Bill Drummond’s career has been endlessly interesting, right back to his stint as manager of The Teardrop Explodes and Echo And The Bunnymen. Since then he’s best know for his commercial success with The KLF, as the guy who burnt a million quid, and more recently as artist and author.
Between the Manager phase and the KLF phase was a short lived period as a solo artist on Creation which yielded an album (The Man) and this single. It is one of the most uplifting records I own; I’ve spent far too much time this morning gyrating around the house to it. While completely different in style to what he did next, the quality of these two tracks shows that the appeal of the records he made with Jimmy Cauty was grounded not in the pranks, but in the ability to write and produce great material.
The title track, King Of Joy is lifted from the album I’ve already mentioned. Drummond himself says the song which is his “theme” is True To The Trail, a country style ditty from The Man, but for me King Of Joy does the job much better. It’s a great song, and I’m a total sucker for pop songs with trumpet parts. Never mind that ol’ Bill isn’t much of a singer – the overall effect is great and works all the better for his Scottish accent.

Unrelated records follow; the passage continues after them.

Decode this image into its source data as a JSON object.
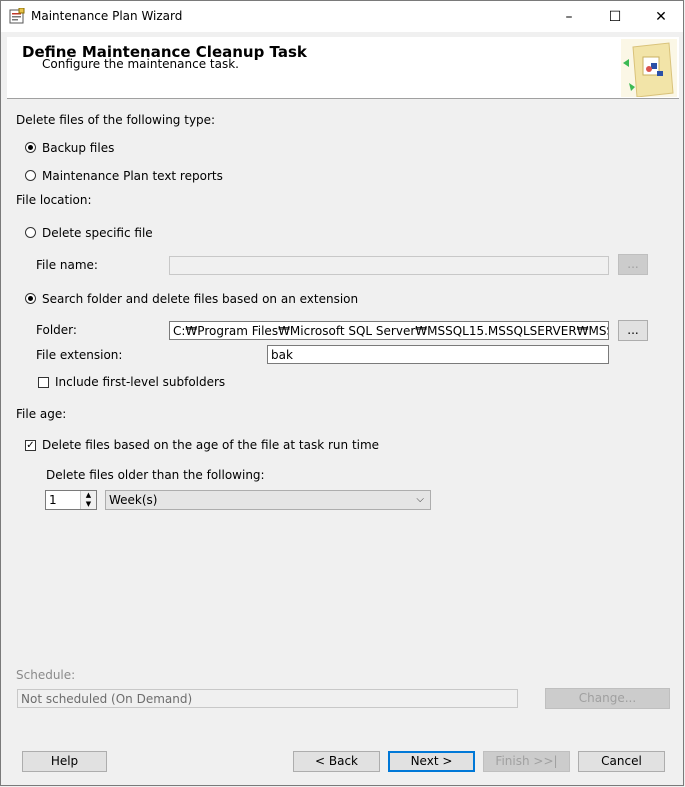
{
  "window": {
    "title": "Maintenance Plan Wizard",
    "minimize": "–",
    "maximize": "☐",
    "close": "✕"
  },
  "header": {
    "title": "Define Maintenance Cleanup Task",
    "subtitle": "Configure the maintenance task."
  },
  "file_type": {
    "label": "Delete files of the following type:",
    "options": [
      {
        "label": "Backup files",
        "selected": true
      },
      {
        "label": "Maintenance Plan text reports",
        "selected": false
      }
    ]
  },
  "file_location": {
    "label": "File location:",
    "delete_specific": {
      "label": "Delete specific file",
      "selected": false
    },
    "file_name_label": "File name:",
    "file_name_value": "",
    "browse_label": "...",
    "search_folder": {
      "label": "Search folder and delete files based on an extension",
      "selected": true
    },
    "folder_label": "Folder:",
    "folder_value": "C:₩Program Files₩Microsoft SQL Server₩MSSQL15.MSSQLSERVER₩MSS",
    "file_extension_label": "File extension:",
    "file_extension_value": "bak",
    "include_subfolders": {
      "label": "Include first-level subfolders",
      "checked": false
    }
  },
  "file_age": {
    "label": "File age:",
    "delete_by_age": {
      "label": "Delete files based on the age of the file at task run time",
      "checked": true
    },
    "older_than_label": "Delete files older than the following:",
    "amount_value": "1",
    "unit_value": "Week(s)"
  },
  "schedule": {
    "label": "Schedule:",
    "value": "Not scheduled (On Demand)",
    "change_label": "Change..."
  },
  "footer": {
    "help": "Help",
    "back": "< Back",
    "next": "Next >",
    "finish": "Finish >>|",
    "cancel": "Cancel"
  }
}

I Want That Girl is also on the album, but this is an instrumental version including a beautiful trumpet part by Henry Lowther. It also has a Hammond solo too – could it get any better?
The B side is the spoken word The Manager, apparently the soundtrack to a film, although I’ve never seen it. He’s ranting about the state of the music industry and what he’d do to fix it in his usual slightly unhinged but very entertaining way. It works as a kind of statement of intent for what he was to become famous for. You can hear True To The Trail playing in the background at the start.
Further listening? Well there’s nothing available. His Creation material is long deleted and the KLF and related stuff was all ceremonially deleted by Drummond and Cauty when they left the music industry. He’s written quite a few books over the years, most of which are also out of print and very rare, but right now you can get 45 pretty easily which is a great read about his rather idiosyncratic take on the music industry. It’s also worth keeping an eye on his web site.